L’Enéide, comme on sait, est très exactement, divisée en deux parties égales, de six livres chacune. La première contient les aventures d’Enée jusqu’au moment, où il débarque à l’embouchure du Tibre ; la seconde raconte comment il est parvenu, à, s’établir dans le pays que lui assignent les destins. Ces deux parties n’ont pas tout à fait le même caractère : il y a longtemps qu’on a remarqué que l’une ressemble plus à l’Odyssée, l’autre à l’Iliade. C’est la première qu’en général les critiques et les amateurs préfèrent : elle leur semble plus intéressante, plus agréable, plus variée. Ils trouvent l’autre fort inférieure ; quelques-uns soupçonnent même que Virgile avait le sentiment de cette infériorité, et que c’est la raison qui lui faisait souhaiter, en mourant, de détruire son œuvre. « Il n’est pas donné aux bommes d’être parfaits, disait Voltaire à ce propos. Virgile a épuisé tout ce que l’imagination a de plus grand dans la descente d’Énée aux enfers ; il a tout dit au cœur dans les amours de Didon ; la terreur et la compassion ne peuvent aller plus loin que dans la description de la ruine de Troie. De cette haute élévation où il est parvenu au milieu de son vol, il ne pouvait guère que descendre. » Chateaubriand fut, je crois, le premier qui protesta chez nous contre l’opinion de Voltaire. Dans cette partie du Génie du christianisme où il s’occupe de critique littéraire et où, malgré l’imperfection de ses connaissances, il a jeté tant d’idées nouvelles, il fait cette remarque curieuse que les vers les plus attendrissais de Virgile, ceux dont le souvenir est resté dans tous les cœurs, se trouvent précisément dans les six derniers livres de l’Enéide. Il en conclut qu’en approchant du tombeau le poète mettait dans ses accens quelque chose de plus céleste, « comme les cygnes d’Eurotas, consacrés aux Muses, qui, avant d’expirer, avaient, selon Pythagore, une vision de l’Olympe et témoignaient leur ravissement par des chants harmonieux. »

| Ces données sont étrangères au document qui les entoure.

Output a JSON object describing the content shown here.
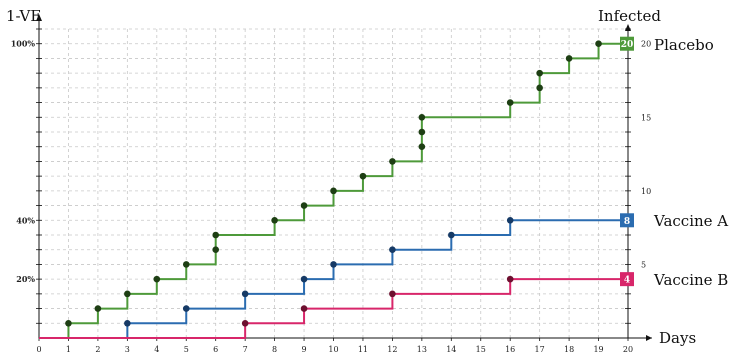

Ce qui est vrai surtout, ce qu’il n’est pas possible de contester, c’est que, dans ces six derniers livres, nous sommes vraiment au cœur du sujet. Virgile a pris soin lui-même de nous en avertir. Au moment où son héros débarque sur la côte d’Italie, il s’interrompt pour invoquer la Muse et lui demander son secours : il en a plus que jamais besoin à cause de l’importance des événemens qu’il va chanter :


Major rerum mihi nascitur ordo,
Majus opus moveo.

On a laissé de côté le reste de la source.